Daha sonra Karaman'da bulunan Sidamara Antik Kenti'nde 1898 yılında bir köylü tarafından yeniden görülen lahit günümüzde İstanbul Arkeoloji Müzesi olan Müze-i Hümayun'a bildirildi. Ressam Osman Hamdi Bey'in bölgede yaptığı incelemeler sonucu İstanbul'daki müzeye taşınmasına karar verilen dev lahit zamanın koşullarında mandalarla çekilerek merkeze taşındı. Tren vagonlarının özel olarak düzenlenmesiyle meşakkatli bir yolculuk yapan muhteşem eser 1901 yılında bugünkü İstanbul Arkeoloji Müzesine ulaştı.
Tarihî eserin Londra'da bulunan Eros Başı kabartması ise Marion Olivia Wilson tarafından babası Charles Wilson'un anısına 1933 yılında Victoria & Albert Müzesine bağışlandı. İstanbul Arkeoloji Müzelerinde bulunan dev lahde de 1930'lu yıllarda Victoria & Albert Müzesi yetkilileriyle yapılan görüşmeler sonucunda Eros Başı'nın plaster kopyası yerleştirilmişti.
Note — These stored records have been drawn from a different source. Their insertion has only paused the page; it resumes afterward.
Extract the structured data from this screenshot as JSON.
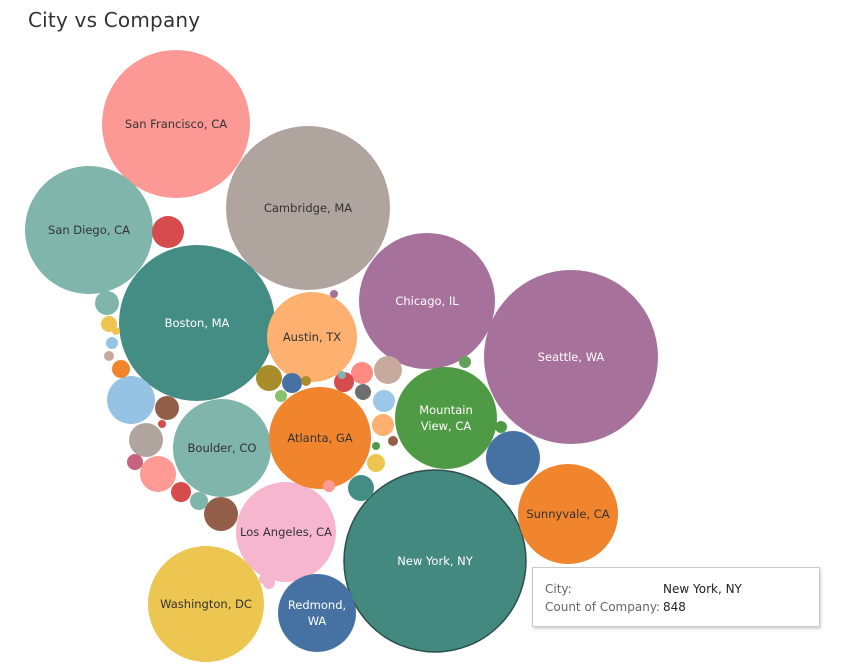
{
  "title": "City vs Company",
  "chart_data": {
    "type": "bubble",
    "title": "City vs Company",
    "measure": "Count of Company",
    "dimension": "City",
    "bubbles": [
      {
        "label": "New York, NY",
        "label_lines": [
          "New York, NY"
        ],
        "value": 848,
        "color": "#44897f",
        "selected": true
      },
      {
        "label": "Seattle, WA",
        "label_lines": [
          "Seattle, WA"
        ],
        "value": 780,
        "color": "#a6719a"
      },
      {
        "label": "Cambridge, MA",
        "label_lines": [
          "Cambridge, MA"
        ],
        "value": 705,
        "color": "#b0a49f"
      },
      {
        "label": "Boston, MA",
        "label_lines": [
          "Boston, MA"
        ],
        "value": 640,
        "color": "#438d85"
      },
      {
        "label": "Chicago, IL",
        "label_lines": [
          "Chicago, IL"
        ],
        "value": 470,
        "color": "#a6719a"
      },
      {
        "label": "San Francisco, CA",
        "label_lines": [
          "San Francisco, CA"
        ],
        "value": 570,
        "color": "#fd9995"
      },
      {
        "label": "San Diego, CA",
        "label_lines": [
          "San Diego, CA"
        ],
        "value": 420,
        "color": "#80b5ab"
      },
      {
        "label": "Boulder, CO",
        "label_lines": [
          "Boulder, CO"
        ],
        "value": 250,
        "color": "#80b5ab"
      },
      {
        "label": "Los Angeles, CA",
        "label_lines": [
          "Los Angeles, CA"
        ],
        "value": 255,
        "color": "#f6b6ce"
      },
      {
        "label": "Washington, DC",
        "label_lines": [
          "Washington, DC"
        ],
        "value": 340,
        "color": "#ecc651"
      },
      {
        "label": "Atlanta, GA",
        "label_lines": [
          "Atlanta, GA"
        ],
        "value": 265,
        "color": "#f0852d"
      },
      {
        "label": "Mountain View, CA",
        "label_lines": [
          "Mountain",
          "View, CA"
        ],
        "value": 280,
        "color": "#4f9a45"
      },
      {
        "label": "Austin, TX",
        "label_lines": [
          "Austin, TX"
        ],
        "value": 215,
        "color": "#fdb06f"
      },
      {
        "label": "Sunnyvale, CA",
        "label_lines": [
          "Sunnyvale, CA"
        ],
        "value": 255,
        "color": "#f0852d"
      },
      {
        "label": "Redmond, WA",
        "label_lines": [
          "Redmond,",
          "WA"
        ],
        "value": 160,
        "color": "#4672a3"
      },
      {
        "label": "",
        "value": 60,
        "color": "#4672a3"
      },
      {
        "label": "",
        "value": 50,
        "color": "#96c3e4"
      },
      {
        "label": "",
        "value": 28,
        "color": "#d64c4c"
      },
      {
        "label": "",
        "value": 25,
        "color": "#ff9a95"
      },
      {
        "label": "",
        "value": 23,
        "color": "#b0a49f"
      },
      {
        "label": "",
        "value": 22,
        "color": "#935f48"
      },
      {
        "label": "",
        "value": 16,
        "color": "#a98d2a"
      },
      {
        "label": "",
        "value": 16,
        "color": "#c8a99d"
      },
      {
        "label": "",
        "value": 14,
        "color": "#80b5ab"
      },
      {
        "label": "",
        "value": 13,
        "color": "#438d85"
      },
      {
        "label": "",
        "value": 13,
        "color": "#ff8b83"
      },
      {
        "label": "",
        "value": 13,
        "color": "#935f48"
      },
      {
        "label": "",
        "value": 12,
        "color": "#9cc7e9"
      },
      {
        "label": "",
        "value": 11,
        "color": "#fdb06f"
      },
      {
        "label": "",
        "value": 10,
        "color": "#d64c4c"
      },
      {
        "label": "",
        "value": 10,
        "color": "#d64c4c"
      },
      {
        "label": "",
        "value": 9,
        "color": "#4672a3"
      },
      {
        "label": "",
        "value": 9,
        "color": "#80b5ab"
      },
      {
        "label": "",
        "value": 8,
        "color": "#ecc651"
      },
      {
        "label": "",
        "value": 8,
        "color": "#c8637f"
      },
      {
        "label": "",
        "value": 8,
        "color": "#f0852d"
      },
      {
        "label": "",
        "value": 8,
        "color": "#ecc651"
      },
      {
        "label": "",
        "value": 7,
        "color": "#6e6e6e"
      },
      {
        "label": "",
        "value": 6,
        "color": "#ff9a95"
      },
      {
        "label": "",
        "value": 6,
        "color": "#62a05c"
      },
      {
        "label": "",
        "value": 5,
        "color": "#f6b6ce"
      },
      {
        "label": "",
        "value": 5,
        "color": "#8ac170"
      },
      {
        "label": "",
        "value": 5,
        "color": "#96c3e4"
      },
      {
        "label": "",
        "value": 4,
        "color": "#4f9a45"
      },
      {
        "label": "",
        "value": 4,
        "color": "#a98d2a"
      },
      {
        "label": "",
        "value": 4,
        "color": "#c8a99d"
      },
      {
        "label": "",
        "value": 3,
        "color": "#f6b6ce"
      },
      {
        "label": "",
        "value": 3,
        "color": "#935f48"
      },
      {
        "label": "",
        "value": 3,
        "color": "#4f9a45"
      },
      {
        "label": "",
        "value": 3,
        "color": "#f0852d"
      },
      {
        "label": "",
        "value": 2,
        "color": "#a6719a"
      },
      {
        "label": "",
        "value": 2,
        "color": "#ecc651"
      },
      {
        "label": "",
        "value": 2,
        "color": "#d64c4c"
      },
      {
        "label": "",
        "value": 2,
        "color": "#80b5ab"
      },
      {
        "label": "",
        "value": 2,
        "color": "#f6b6ce"
      }
    ]
  },
  "tooltip": {
    "city_key": "City:",
    "city_value": "New York, NY",
    "count_key": "Count of Company:",
    "count_value": "848"
  }
}
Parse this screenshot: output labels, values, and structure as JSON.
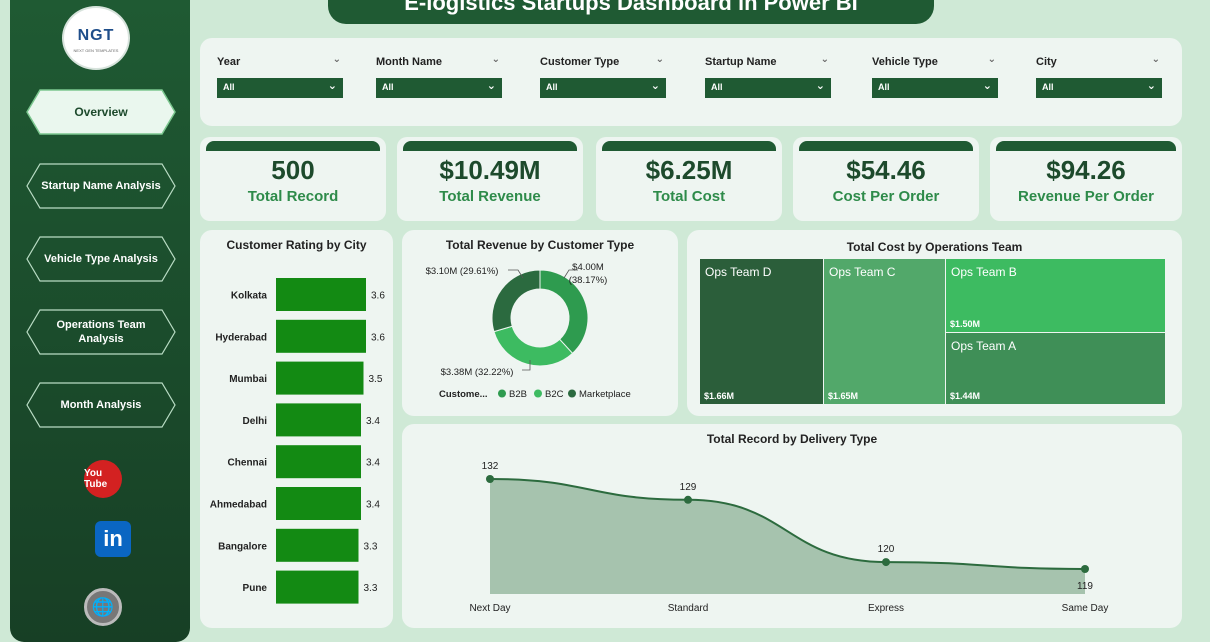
{
  "title": "E-logistics Startups Dashboard in Power BI",
  "logo": {
    "text": "NGT",
    "subtext": "NEXT GEN TEMPLATES"
  },
  "nav": [
    {
      "label": "Overview"
    },
    {
      "label": "Startup Name Analysis"
    },
    {
      "label": "Vehicle Type Analysis"
    },
    {
      "label": "Operations Team Analysis"
    },
    {
      "label": "Month Analysis"
    }
  ],
  "social": {
    "youtube": "You Tube",
    "linkedin": "in"
  },
  "icons": {
    "youtube": "youtube-icon",
    "linkedin": "linkedin-icon",
    "web": "globe-icon",
    "chevron": "chevron-down-icon"
  },
  "filters": [
    {
      "label": "Year",
      "value": "All"
    },
    {
      "label": "Month Name",
      "value": "All"
    },
    {
      "label": "Customer Type",
      "value": "All"
    },
    {
      "label": "Startup Name",
      "value": "All"
    },
    {
      "label": "Vehicle Type",
      "value": "All"
    },
    {
      "label": "City",
      "value": "All"
    }
  ],
  "kpis": [
    {
      "value": "500",
      "label": "Total Record"
    },
    {
      "value": "$10.49M",
      "label": "Total Revenue"
    },
    {
      "value": "$6.25M",
      "label": "Total Cost"
    },
    {
      "value": "$54.46",
      "label": "Cost Per Order"
    },
    {
      "value": "$94.26",
      "label": "Revenue Per Order"
    }
  ],
  "colors": {
    "dark": "#1f5a33",
    "bar": "#138a13",
    "b2b": "#2e9b4f",
    "b2c": "#3dbb61",
    "marketplace": "#2b6a3f",
    "area": "#a6c3ae",
    "line": "#2c6b3e"
  },
  "chart_data": [
    {
      "type": "bar",
      "title": "Customer Rating by City",
      "categories": [
        "Kolkata",
        "Hyderabad",
        "Mumbai",
        "Delhi",
        "Chennai",
        "Ahmedabad",
        "Bangalore",
        "Pune"
      ],
      "values": [
        3.6,
        3.6,
        3.5,
        3.4,
        3.4,
        3.4,
        3.3,
        3.3
      ],
      "orientation": "horizontal"
    },
    {
      "type": "pie",
      "title": "Total Revenue by Customer Type",
      "legend_title": "Custome...",
      "slices": [
        {
          "name": "B2B",
          "value": 4.0,
          "label": "$4.00M (38.17%)"
        },
        {
          "name": "B2C",
          "value": 3.38,
          "label": "$3.38M (32.22%)"
        },
        {
          "name": "Marketplace",
          "value": 3.1,
          "label": "$3.10M (29.61%)"
        }
      ]
    },
    {
      "type": "treemap",
      "title": "Total Cost by Operations Team",
      "items": [
        {
          "name": "Ops Team D",
          "value": 1.66,
          "label": "$1.66M"
        },
        {
          "name": "Ops Team C",
          "value": 1.65,
          "label": "$1.65M"
        },
        {
          "name": "Ops Team B",
          "value": 1.5,
          "label": "$1.50M"
        },
        {
          "name": "Ops Team A",
          "value": 1.44,
          "label": "$1.44M"
        }
      ]
    },
    {
      "type": "area",
      "title": "Total Record by Delivery Type",
      "categories": [
        "Next Day",
        "Standard",
        "Express",
        "Same Day"
      ],
      "values": [
        132,
        129,
        120,
        119
      ]
    }
  ]
}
"ÖZGÜN HALİYLE ZİYARETE AÇILDI"
Kültür ve Turizm Bakanlığı ile Dışişleri Bakanlığı, 2010 yılında Arkeolog Dr. Şehrazat Karagöz'ün konuyu yeniden gündeme taşıyan araştırmasıyla Eros Başı'nın lahit ile birlikte sergilenmesi konusunu Victoria & Albert Müzesine iletti. Bakanlık ile Müze Direktörü Dr. Tristram Hunt ve ekibinin görüşmeleri sonucu Eros Başı'nın lahdine yeniden kavuşması sağlandı. Eros Başı, 10 Haziran'da, Dışişleri Bakanlığı ve Türk Hava Yollarının desteğiyle Londra'dan Türkiye'ye taşındı. Ağırlığı 30 tonu aşan dev lahde İstanbul Arkeoloji Müzeleri ile Victoria & Albert Müzesi uzman restoratörlerinin ortak gerçekleştirdikleri bilimsel çalışmalarla yerleştirildi. Roma Dönemi milattan sonra 250'li yıllara tarihlenen sütunlu lahit yeniden kavuştuğu özgün haliyle İstanbul Arkeoloji Müzesinde bugün ziyarete açıldı.